Improved Graphite Materials for High-Temperature Aerospace Use. Volume I. Research and Development for Improved Graphite Materials.

摘要

Progress is reported on the basic studies of mechanisms of carbonization of model aromatic compounds. The survey of the thermal reactivity of model compounds has been continued with the examination by differential thermal analysis of 63 additional substituted aromatics and heterocyclics. The pyrolysis behavior of two different pitches has been examined in a thermogravimetric apparatus. Electron spin resonance (ESR) spectra have been obtained under conditions of high resolution for solutions of acenaphthylene in m-quinquephenyl. Nuclear magnetic resonance (NMR) measurements are reported for some aromatic ions, aromatic pyrolysis products, and complex raw materials for graphite. The thermal decomposition of organic diazocompounds has been investigated as an example of a pyrolysis reaction involving radical intermediates but yielding stable diamagnetic products. X-ray data have been obtained for the 002 semilattice spacing in graphite prepared from pure aromatic hydrocarbons and from complex raw materials. Molecular structure is seen to influence graphite properties, through both steric and reactivity effects Generalized reaction sequences have been prepared for the formation of graphite from the model compounds acenaphthylene and 9, 9'- bifluorenyl.

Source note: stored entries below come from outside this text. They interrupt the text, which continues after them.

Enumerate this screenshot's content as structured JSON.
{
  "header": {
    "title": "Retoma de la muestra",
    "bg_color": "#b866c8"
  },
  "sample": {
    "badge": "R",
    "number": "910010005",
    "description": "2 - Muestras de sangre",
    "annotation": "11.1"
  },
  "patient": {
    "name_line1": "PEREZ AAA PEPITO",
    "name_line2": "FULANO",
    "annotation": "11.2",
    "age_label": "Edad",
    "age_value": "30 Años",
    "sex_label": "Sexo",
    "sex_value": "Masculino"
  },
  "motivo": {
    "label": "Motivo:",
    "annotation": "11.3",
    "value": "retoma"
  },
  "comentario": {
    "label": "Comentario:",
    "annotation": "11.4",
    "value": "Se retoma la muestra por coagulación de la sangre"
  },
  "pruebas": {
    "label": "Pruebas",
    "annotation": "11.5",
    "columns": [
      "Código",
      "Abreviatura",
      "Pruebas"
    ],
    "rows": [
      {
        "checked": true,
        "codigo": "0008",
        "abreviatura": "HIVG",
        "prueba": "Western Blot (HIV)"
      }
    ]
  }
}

The carbonization of two aromatic hydrocarbons, fluoranthene and p-terphenyl, both of which yield disordered graphite, has been investigated. The addition of carbon blacks to coking charge stocks prior to the coking operation results in cokes which have isotropic high thermal expansion characteristics. Laboratory air-blown asphalts were found to be source stocks for producing isotropic high thermal expansion graphites. Experiments in the pilot coker on thermal expansion reduction of a virgin residuum-based coke have produced low thermal expansion coke of good uniformity.